Create customer segments that matter. Not just demographics, but behavior patterns. The weekend warrior who buys premium gear twice a year. The daily runner replacing shoes every six months. The gift-giver who panics about sizing.
Each segment has different motivations, different language, different objections. A 55% cart recovery rate via phone calls happens because you're having the right conversation with the right person at the right time.
Build your calling lists strategically. Recent buyers, recent browsers, recent returners. People who engaged with your brand in the last 30 days remember you. Their feedback is fresh, not reconstructed.
Step 3: Implement and Measure
Start with one clear objective. Understanding cart abandonment. Improving product descriptions. Reducing returns. Focus beats scope every time.
Track beyond traditional metrics. Yes, measure connect rates and call duration. But also track insight quality. Are you learning something you can act on? Are you hearing new language you can test in ads?
Customer conversations reveal the actual words people use to describe problems your product solves. When someone says they need "gear that won't let them down on the trail," that's different from saying they want "durable equipment." One phrase connects emotionally. The other is generic.

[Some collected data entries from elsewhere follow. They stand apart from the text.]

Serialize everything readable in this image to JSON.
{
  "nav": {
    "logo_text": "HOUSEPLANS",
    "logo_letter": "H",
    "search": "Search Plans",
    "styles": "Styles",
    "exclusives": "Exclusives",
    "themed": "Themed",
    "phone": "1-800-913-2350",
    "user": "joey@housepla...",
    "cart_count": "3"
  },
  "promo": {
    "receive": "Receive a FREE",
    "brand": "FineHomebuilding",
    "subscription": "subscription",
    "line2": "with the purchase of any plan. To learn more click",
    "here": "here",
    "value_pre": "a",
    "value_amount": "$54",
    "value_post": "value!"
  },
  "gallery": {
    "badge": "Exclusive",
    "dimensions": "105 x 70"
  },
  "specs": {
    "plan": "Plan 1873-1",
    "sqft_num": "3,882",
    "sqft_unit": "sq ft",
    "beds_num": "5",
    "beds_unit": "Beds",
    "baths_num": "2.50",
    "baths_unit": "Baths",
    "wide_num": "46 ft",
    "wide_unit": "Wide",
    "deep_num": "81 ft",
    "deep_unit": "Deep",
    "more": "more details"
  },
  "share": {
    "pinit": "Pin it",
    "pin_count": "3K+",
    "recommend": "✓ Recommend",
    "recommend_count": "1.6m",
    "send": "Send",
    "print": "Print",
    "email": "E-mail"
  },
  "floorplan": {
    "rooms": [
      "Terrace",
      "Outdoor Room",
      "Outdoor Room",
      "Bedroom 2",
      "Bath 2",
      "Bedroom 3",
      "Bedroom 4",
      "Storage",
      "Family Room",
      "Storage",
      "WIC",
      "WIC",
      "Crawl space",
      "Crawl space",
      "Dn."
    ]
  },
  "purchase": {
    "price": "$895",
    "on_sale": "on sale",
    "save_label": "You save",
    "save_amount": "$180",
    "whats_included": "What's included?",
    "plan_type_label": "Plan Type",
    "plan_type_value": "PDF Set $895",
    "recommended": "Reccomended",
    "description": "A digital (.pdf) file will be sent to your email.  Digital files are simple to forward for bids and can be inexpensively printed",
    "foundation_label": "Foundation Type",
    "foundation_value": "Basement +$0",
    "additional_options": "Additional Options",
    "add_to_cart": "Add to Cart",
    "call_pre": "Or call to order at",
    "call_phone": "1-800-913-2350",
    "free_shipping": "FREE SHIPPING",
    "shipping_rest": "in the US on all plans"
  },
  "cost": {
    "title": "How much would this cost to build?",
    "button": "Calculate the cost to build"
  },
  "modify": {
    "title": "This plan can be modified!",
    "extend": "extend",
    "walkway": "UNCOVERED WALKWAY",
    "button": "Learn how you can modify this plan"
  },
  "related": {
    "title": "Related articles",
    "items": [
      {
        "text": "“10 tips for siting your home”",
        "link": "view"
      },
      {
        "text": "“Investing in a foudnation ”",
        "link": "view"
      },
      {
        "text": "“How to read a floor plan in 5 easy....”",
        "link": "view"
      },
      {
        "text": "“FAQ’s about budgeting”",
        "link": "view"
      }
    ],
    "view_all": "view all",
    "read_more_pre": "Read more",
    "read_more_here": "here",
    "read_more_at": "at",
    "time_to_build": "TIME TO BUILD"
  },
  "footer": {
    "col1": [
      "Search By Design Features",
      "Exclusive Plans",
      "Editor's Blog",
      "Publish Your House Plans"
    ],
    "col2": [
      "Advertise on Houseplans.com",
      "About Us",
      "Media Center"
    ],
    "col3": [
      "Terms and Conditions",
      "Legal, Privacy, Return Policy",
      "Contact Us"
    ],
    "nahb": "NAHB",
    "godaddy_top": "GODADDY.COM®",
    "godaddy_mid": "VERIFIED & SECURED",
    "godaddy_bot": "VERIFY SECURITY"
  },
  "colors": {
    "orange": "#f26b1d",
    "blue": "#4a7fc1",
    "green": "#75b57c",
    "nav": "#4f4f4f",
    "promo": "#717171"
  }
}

Document patterns, not just individual responses. Three people mentioning sizing confusion isn't coincidence. It's signal.
Common Mistakes to Avoid
Don't only call happy customers. Non-buyers and returners often provide the most valuable insights. Only 11 out of 100 non-buyers cite price as the reason they didn't purchase. The other 89 have different objections you need to understand.
Avoid leading questions. "What didn't you like about our sizing?" assumes sizing was the problem. "Tell me about your experience choosing the right size" opens up the real conversation.

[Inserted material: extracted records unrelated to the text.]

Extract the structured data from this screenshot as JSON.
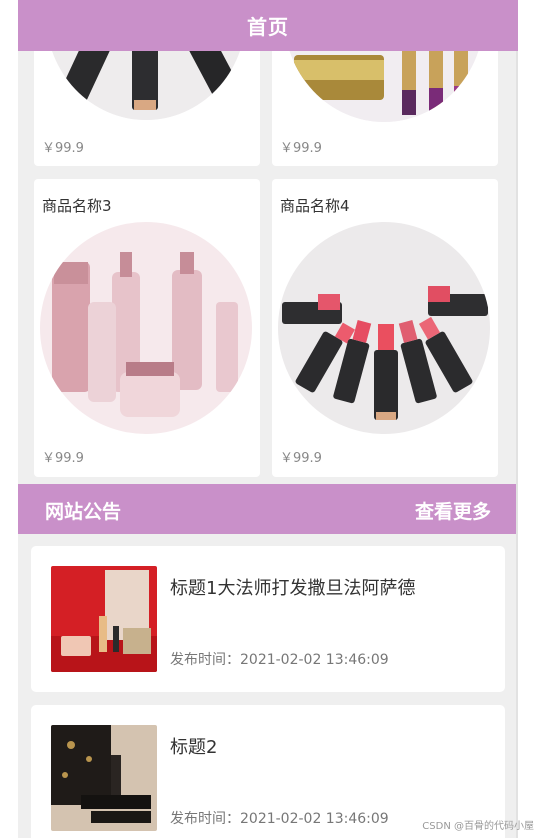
{
  "header": {
    "title": "首页"
  },
  "products_top": [
    {
      "price": "￥99.9"
    },
    {
      "price": "￥99.9"
    }
  ],
  "products": [
    {
      "name": "商品名称3",
      "price": "￥99.9"
    },
    {
      "name": "商品名称4",
      "price": "￥99.9"
    }
  ],
  "notice_section": {
    "title": "网站公告",
    "more_label": "查看更多"
  },
  "notices": [
    {
      "title": "标题1大法师打发撒旦法阿萨德",
      "time": "发布时间：2021-02-02 13:46:09"
    },
    {
      "title": "标题2",
      "time": "发布时间：2021-02-02 13:46:09"
    }
  ],
  "watermark": "CSDN @百骨的代码小屋",
  "colors": {
    "accent": "#c990c9",
    "background": "#efefef"
  }
}
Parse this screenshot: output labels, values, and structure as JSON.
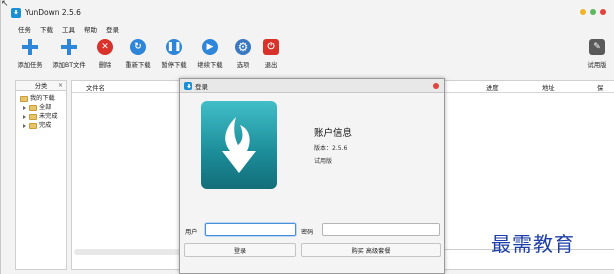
{
  "app": {
    "title": "YunDown 2.5.6"
  },
  "menu": [
    "任务",
    "下载",
    "工具",
    "帮助",
    "登录"
  ],
  "toolbar": [
    {
      "label": "添加任务",
      "icon": "plus-icon"
    },
    {
      "label": "添加BT文件",
      "icon": "plus-icon"
    },
    {
      "label": "删除",
      "icon": "delete-icon"
    },
    {
      "label": "重新下载",
      "icon": "redownload-icon"
    },
    {
      "label": "暂停下载",
      "icon": "pause-icon"
    },
    {
      "label": "继续下载",
      "icon": "play-icon"
    },
    {
      "label": "选项",
      "icon": "gear-icon"
    },
    {
      "label": "退出",
      "icon": "power-icon"
    },
    {
      "label": "试用版",
      "icon": "trial-icon"
    }
  ],
  "sidebar": {
    "header": "分类",
    "close": "×",
    "root": "我的下载",
    "items": [
      "全部",
      "未完成",
      "完成"
    ]
  },
  "list": {
    "columns": [
      "文件名",
      "进度",
      "地址",
      "保"
    ]
  },
  "dialog": {
    "title": "登录",
    "info_title": "账户信息",
    "version": "版本：2.5.6",
    "edition": "试用版",
    "user_label": "用户",
    "user_value": "",
    "password_label": "密码",
    "password_value": "",
    "login_button": "登录",
    "buy_button": "购买 高级套餐"
  },
  "watermark": "最需教育",
  "colors": {
    "accent": "#2d86d9",
    "delete": "#d9322b",
    "logo": "#1b8c98",
    "watermark": "#1e3fa8"
  }
}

Don't turn insights into assumptions. If five customers mention confusing product photos, don't assume all customers feel that way. Test the insight with a broader group before making major changes.

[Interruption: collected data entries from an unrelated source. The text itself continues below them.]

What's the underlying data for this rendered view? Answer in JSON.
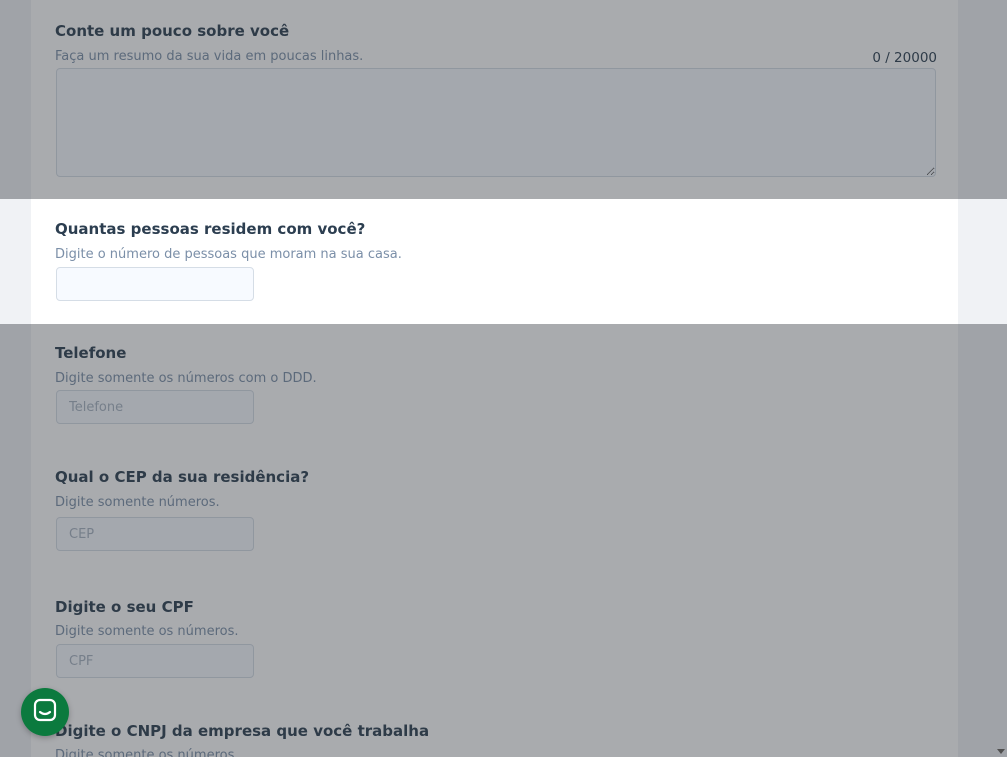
{
  "form": {
    "about": {
      "title": "Conte um pouco sobre você",
      "help": "Faça um resumo da sua vida em poucas linhas.",
      "counter": "0 / 20000",
      "value": ""
    },
    "residents": {
      "title": "Quantas pessoas residem com você?",
      "help": "Digite o número de pessoas que moram na sua casa.",
      "value": ""
    },
    "phone": {
      "title": "Telefone",
      "help": "Digite somente os números com o DDD.",
      "placeholder": "Telefone"
    },
    "cep": {
      "title": "Qual o CEP da sua residência?",
      "help": "Digite somente números.",
      "placeholder": "CEP"
    },
    "cpf": {
      "title": "Digite o seu CPF",
      "help": "Digite somente os números.",
      "placeholder": "CPF"
    },
    "cnpj": {
      "title": "Digite o CNPJ da empresa que você trabalha",
      "help": "Digite somente os números."
    }
  },
  "chat": {
    "icon": "chat-bubble-icon",
    "color": "#0b7a3e"
  },
  "colors": {
    "title": "#2c3e50",
    "help": "#7b8fa8",
    "overlay": "rgba(50,54,62,0.42)"
  }
}
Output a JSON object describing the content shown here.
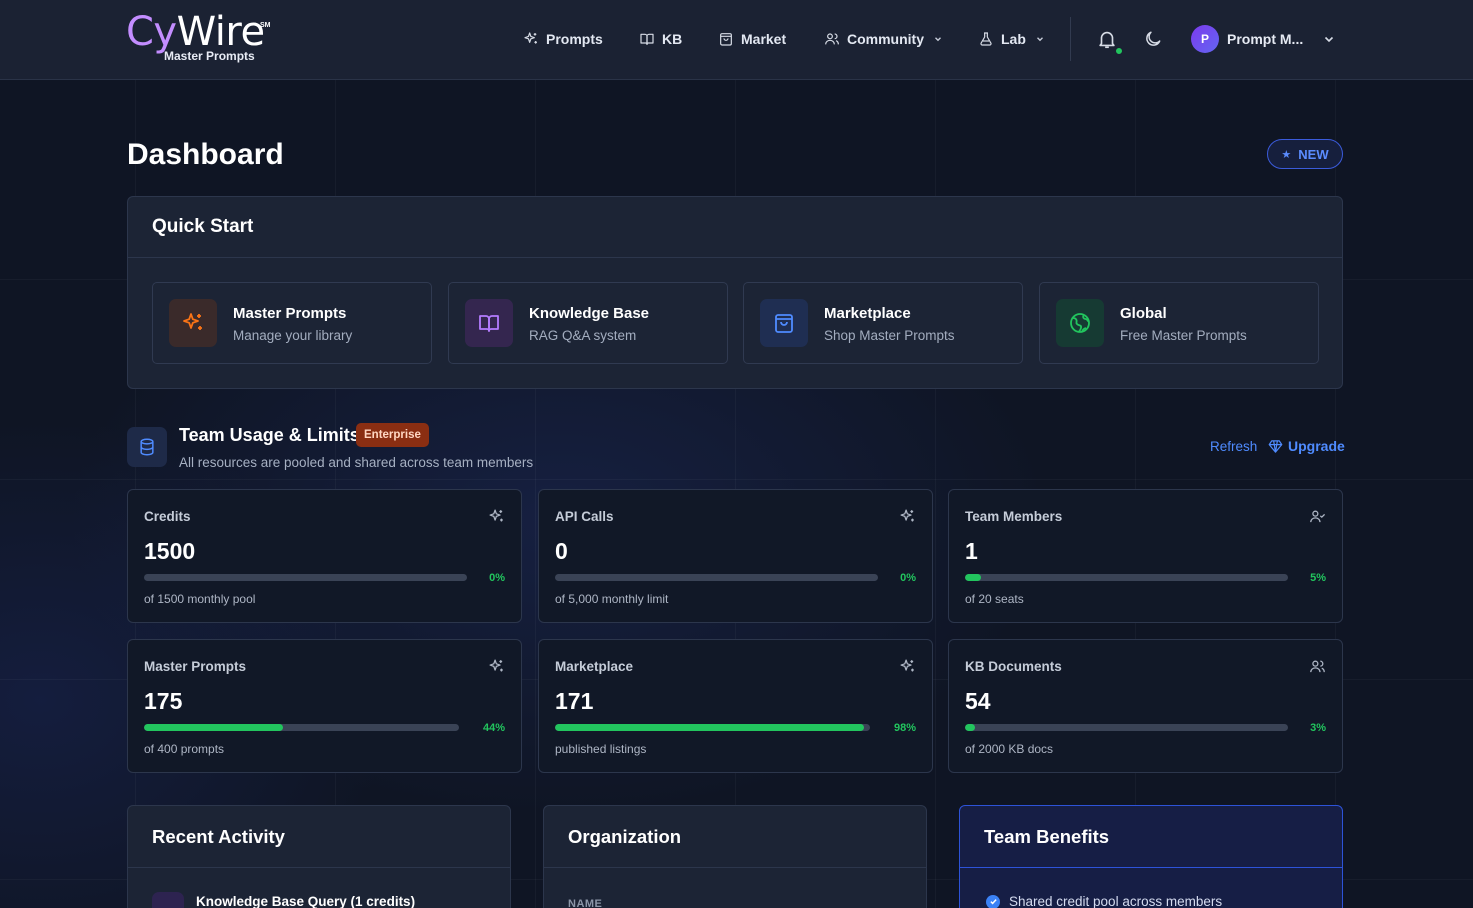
{
  "brand": {
    "name_part1": "Cy",
    "name_part2": "Wire",
    "mark": "SM",
    "tagline": "Master Prompts",
    "accent": "#c38dff"
  },
  "nav": {
    "items": [
      {
        "label": "Prompts",
        "icon": "sparkles-icon"
      },
      {
        "label": "KB",
        "icon": "book-icon"
      },
      {
        "label": "Market",
        "icon": "shopping-bag-icon"
      },
      {
        "label": "Community",
        "icon": "users-icon",
        "dropdown": true
      },
      {
        "label": "Lab",
        "icon": "flask-icon",
        "dropdown": true
      }
    ],
    "notification_dot_color": "#22c55e",
    "user": {
      "initial": "P",
      "name": "Prompt M..."
    }
  },
  "page": {
    "title": "Dashboard",
    "badge": "NEW"
  },
  "quick_start": {
    "title": "Quick Start",
    "cards": [
      {
        "title": "Master Prompts",
        "subtitle": "Manage your library",
        "icon": "sparkles-icon",
        "color": "#f97316"
      },
      {
        "title": "Knowledge Base",
        "subtitle": "RAG Q&A system",
        "icon": "book-open-icon",
        "color": "#a855f7"
      },
      {
        "title": "Marketplace",
        "subtitle": "Shop Master Prompts",
        "icon": "shopping-bag-icon",
        "color": "#3b82f6"
      },
      {
        "title": "Global",
        "subtitle": "Free Master Prompts",
        "icon": "globe-icon",
        "color": "#22c55e"
      }
    ]
  },
  "usage": {
    "title": "Team Usage & Limits",
    "plan_badge": "Enterprise",
    "subtitle": "All resources are pooled and shared across team members",
    "refresh_label": "Refresh",
    "upgrade_label": "Upgrade",
    "stats": [
      {
        "label": "Credits",
        "value": "1500",
        "percent": 0,
        "percent_label": "0%",
        "note": "of 1500 monthly pool",
        "icon": "sparkles-icon"
      },
      {
        "label": "API Calls",
        "value": "0",
        "percent": 0,
        "percent_label": "0%",
        "note": "of 5,000 monthly limit",
        "icon": "sparkles-icon"
      },
      {
        "label": "Team Members",
        "value": "1",
        "percent": 5,
        "percent_label": "5%",
        "note": "of 20 seats",
        "icon": "user-check-icon"
      },
      {
        "label": "Master Prompts",
        "value": "175",
        "percent": 44,
        "percent_label": "44%",
        "note": "of 400 prompts",
        "icon": "sparkles-icon"
      },
      {
        "label": "Marketplace",
        "value": "171",
        "percent": 98,
        "percent_label": "98%",
        "note": "published listings",
        "icon": "sparkles-icon"
      },
      {
        "label": "KB Documents",
        "value": "54",
        "percent": 3,
        "percent_label": "3%",
        "note": "of 2000 KB docs",
        "icon": "users-icon"
      }
    ]
  },
  "recent_activity": {
    "title": "Recent Activity",
    "items": [
      {
        "text": "Knowledge Base Query (1 credits)"
      }
    ]
  },
  "organization": {
    "title": "Organization",
    "name_label": "NAME"
  },
  "team_benefits": {
    "title": "Team Benefits",
    "items": [
      "Shared credit pool across members"
    ]
  }
}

The biggest mistake is treating voice of customer as a research project instead of an ongoing conversation. Your customers evolve. Your understanding should too.
Stop relying on surveys as your primary feedback tool. A 30-40% connect rate on customer calls versus 2-5% for surveys means you're reaching people who actually want to talk. Quality beats quantity in customer insights.
Step 4: Scale What Works
Once you're consistently extracting insights from customer conversations, expand your program. More segments, more touchpoints, more frequent calling cycles.
Connect insights to revenue. Customer-language ad copy can drive a 40% ROAS lift because it uses the exact words people think, not the words you think they think. Higher AOV and LTV often follow when you understand what customers really value.
Build feedback loops between your voice of customer insights and your marketing, product, and customer service teams. Insights that sit in a report help no one. Insights that inform ad copy, product development, and support training create compound value.
Train your team to recognize signal from noise. Not every piece of feedback deserves action. But patterns across multiple conversations almost always do.